In a systematic review of randomized controlled trials, both dihydroartemisinin-piperaquine and artemether-lumefantrine are very effective at treating malaria (high quality evidence). However, dihydroartemisinin-piperaquine cures slightly more patients than artemether-lumefantrine, and it also prevents further malaria infections for longer after treatment (high quality evidence). Dihydroartemisinin-piperaquine and artemether-lumefantrine probably have similar side effects (moderate quality evidence). The studies were all conducted in Africa. In studies of people living in Asia, dihydroartemisinin-piperaquine is as effective as artesunate plus mefloquine at treating malaria (moderate quality evidence). Artesunate plus mefloquine probably causes more nausea, vomiting, dizziness, sleeplessness, and palpitations than dihydroartemisinin-piperaquine (moderate quality evidence).

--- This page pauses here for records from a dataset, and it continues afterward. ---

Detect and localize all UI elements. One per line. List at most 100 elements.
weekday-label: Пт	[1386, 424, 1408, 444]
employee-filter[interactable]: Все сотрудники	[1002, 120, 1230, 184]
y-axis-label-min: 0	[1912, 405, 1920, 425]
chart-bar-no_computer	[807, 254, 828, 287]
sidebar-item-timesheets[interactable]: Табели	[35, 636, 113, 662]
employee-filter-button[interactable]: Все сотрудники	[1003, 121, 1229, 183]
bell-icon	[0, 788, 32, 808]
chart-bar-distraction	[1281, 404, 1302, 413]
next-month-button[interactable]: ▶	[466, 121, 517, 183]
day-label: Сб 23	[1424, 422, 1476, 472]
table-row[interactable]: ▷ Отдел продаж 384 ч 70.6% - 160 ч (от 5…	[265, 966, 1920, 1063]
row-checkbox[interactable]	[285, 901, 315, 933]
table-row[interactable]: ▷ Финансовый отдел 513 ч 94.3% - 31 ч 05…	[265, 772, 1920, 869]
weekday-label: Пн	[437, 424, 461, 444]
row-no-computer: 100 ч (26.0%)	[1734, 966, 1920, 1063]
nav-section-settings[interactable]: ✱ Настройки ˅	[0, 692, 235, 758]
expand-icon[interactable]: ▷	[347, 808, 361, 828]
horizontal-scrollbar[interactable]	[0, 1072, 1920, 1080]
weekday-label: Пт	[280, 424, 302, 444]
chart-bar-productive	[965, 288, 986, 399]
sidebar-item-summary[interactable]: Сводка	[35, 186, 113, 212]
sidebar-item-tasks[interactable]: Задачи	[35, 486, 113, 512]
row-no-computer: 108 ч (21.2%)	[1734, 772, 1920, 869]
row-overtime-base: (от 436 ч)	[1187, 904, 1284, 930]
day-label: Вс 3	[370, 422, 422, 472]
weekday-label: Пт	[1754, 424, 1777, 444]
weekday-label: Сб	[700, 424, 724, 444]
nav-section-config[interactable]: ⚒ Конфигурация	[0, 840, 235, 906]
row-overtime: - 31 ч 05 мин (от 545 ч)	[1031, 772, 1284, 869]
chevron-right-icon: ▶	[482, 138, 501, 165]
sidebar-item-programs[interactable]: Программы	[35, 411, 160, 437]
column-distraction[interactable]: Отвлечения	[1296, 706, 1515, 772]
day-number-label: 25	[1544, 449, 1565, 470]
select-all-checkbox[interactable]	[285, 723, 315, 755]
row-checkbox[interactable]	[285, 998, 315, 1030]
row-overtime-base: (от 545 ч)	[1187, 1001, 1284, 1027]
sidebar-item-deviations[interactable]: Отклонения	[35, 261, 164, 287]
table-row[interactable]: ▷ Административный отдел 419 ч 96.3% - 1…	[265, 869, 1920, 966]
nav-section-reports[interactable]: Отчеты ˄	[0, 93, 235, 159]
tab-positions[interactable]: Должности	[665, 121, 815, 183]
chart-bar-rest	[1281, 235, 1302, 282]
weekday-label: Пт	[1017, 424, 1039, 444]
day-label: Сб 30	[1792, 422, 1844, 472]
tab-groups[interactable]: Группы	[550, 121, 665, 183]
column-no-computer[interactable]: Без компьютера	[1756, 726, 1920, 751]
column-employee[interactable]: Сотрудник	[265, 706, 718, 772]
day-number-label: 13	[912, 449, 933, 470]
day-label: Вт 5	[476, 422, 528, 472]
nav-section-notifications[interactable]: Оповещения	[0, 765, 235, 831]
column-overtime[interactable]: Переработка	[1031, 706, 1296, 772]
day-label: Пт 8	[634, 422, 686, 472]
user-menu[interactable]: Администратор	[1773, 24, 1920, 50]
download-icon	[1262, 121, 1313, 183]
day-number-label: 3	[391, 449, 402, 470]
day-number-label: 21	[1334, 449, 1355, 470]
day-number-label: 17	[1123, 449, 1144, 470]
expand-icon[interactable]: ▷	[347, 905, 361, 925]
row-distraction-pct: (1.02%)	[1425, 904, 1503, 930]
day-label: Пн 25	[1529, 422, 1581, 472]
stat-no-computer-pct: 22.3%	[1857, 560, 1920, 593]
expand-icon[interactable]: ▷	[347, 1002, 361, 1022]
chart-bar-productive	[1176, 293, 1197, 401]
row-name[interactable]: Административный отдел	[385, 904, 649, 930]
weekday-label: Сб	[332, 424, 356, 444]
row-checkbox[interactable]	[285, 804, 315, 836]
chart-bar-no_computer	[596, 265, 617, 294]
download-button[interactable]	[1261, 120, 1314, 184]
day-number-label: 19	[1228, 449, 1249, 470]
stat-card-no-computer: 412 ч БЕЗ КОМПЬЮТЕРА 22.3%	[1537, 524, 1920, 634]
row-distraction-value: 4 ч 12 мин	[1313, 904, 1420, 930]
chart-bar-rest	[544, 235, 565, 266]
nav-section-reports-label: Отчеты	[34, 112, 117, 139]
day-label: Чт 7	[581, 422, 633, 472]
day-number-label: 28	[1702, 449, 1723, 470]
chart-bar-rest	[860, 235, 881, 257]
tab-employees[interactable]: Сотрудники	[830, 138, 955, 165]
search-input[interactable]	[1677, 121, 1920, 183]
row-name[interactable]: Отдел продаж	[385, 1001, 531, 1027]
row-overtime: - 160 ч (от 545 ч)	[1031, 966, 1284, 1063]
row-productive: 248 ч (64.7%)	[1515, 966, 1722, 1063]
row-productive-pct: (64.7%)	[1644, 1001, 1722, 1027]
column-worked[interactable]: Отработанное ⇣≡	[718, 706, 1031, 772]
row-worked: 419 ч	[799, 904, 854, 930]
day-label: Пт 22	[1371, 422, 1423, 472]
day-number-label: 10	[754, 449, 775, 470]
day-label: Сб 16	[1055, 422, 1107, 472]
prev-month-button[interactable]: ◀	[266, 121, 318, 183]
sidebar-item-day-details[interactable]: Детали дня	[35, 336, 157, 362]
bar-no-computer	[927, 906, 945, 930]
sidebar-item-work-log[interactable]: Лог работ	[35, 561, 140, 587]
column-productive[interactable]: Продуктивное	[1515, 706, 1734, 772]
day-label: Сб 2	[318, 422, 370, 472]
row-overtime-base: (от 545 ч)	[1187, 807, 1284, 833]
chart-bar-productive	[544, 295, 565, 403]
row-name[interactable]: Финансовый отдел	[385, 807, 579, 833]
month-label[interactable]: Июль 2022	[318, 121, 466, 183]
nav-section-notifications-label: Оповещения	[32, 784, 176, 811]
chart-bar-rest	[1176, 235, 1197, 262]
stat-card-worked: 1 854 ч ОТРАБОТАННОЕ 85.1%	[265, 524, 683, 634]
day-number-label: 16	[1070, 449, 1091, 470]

==Pharmacology and mechanism==
The proposed mechanism of action of artemisinin involves cleavage of endoperoxide bridges by iron, producing free radicals (hypervalent iron-oxo species, epoxides, aldehydes, and dicarbonyl compounds) which damage biological macromolecules causing oxidative stress in the cells of the parasite. Malaria is caused by apicomplexans, primarily Plasmodium falciparum, which largely reside in red blood cells and itself contains iron-rich heme-groups (in the form of hemozoin). In 2015 artemisinin was shown to bind to a large number targets suggesting that it acts in a promiscuous manner. Recent mechanism research discovered that artemisinin targets a broad spectrum of proteins in the human cancer cell proteome through heme-activated radical alkylation.

==Chemistry==
Dihydroartemisinin has a low solubility in water of less than 0.1 g/L. Consequently, its use may result in side effects caused by minor, yet much more soluble, additives (excipients) such as Cremophor EL.

The lactone of artemisinin could selectively be reduced with mild hydride-reducing agents, such as sodium borohydride, potassium borohydride, and lithium borohydride to dihydroartemisinin (a lactol) in over 90% yield. It is a novel reduction, because normally lactones cannot be reduced with sodium borohydride under the same reaction conditions (0–5 ˚C in methanol). Reduction with LiAlH_{4} leads to some rearranged products. It was surprising to find that the lactone was reduced, but that the peroxy group survived. However, the lactone of deoxyartemisinin resisted reduction with sodium borohydride and could only be reduced with diisobutylaluminium hydride to the lactol deoxydihydroartimisinin. These results show that the peroxy group assists the reduction of lactone with sodium borohydride to a lactol, but not to the alcohol which is the over-reduction product. No clear evidence for this reduction process exists.

==Society and culture==

In combination with piperaquine, brands include:
- D-Artepp (GPSC)
- Artekin (Holleykin)
- Diphos (Genix Pharma)
- TimeQuin (Sami Pharma)
- Eurartesim (Sigma Tau; by Good Manufacturing Practices)
- Duocotecxin (Holley Pharm)

Alone:
- Cotecxin (Zhejiang Holley Nanhu Pharmaceutical Co.)

==Research==
Accumulative research suggests that dihydroartemisinin and other artemisinin-based endoperoxide compounds may display activity as experimental cancer chemotherapeutics. Recent pharmacological evidence demonstrates that dihydroartemisinin targets human metastatic melanoma cells with induction of NOXA-dependent mitochondrial apoptosis that occurs downstream of iron-dependent generation of cytotoxic oxidative stress.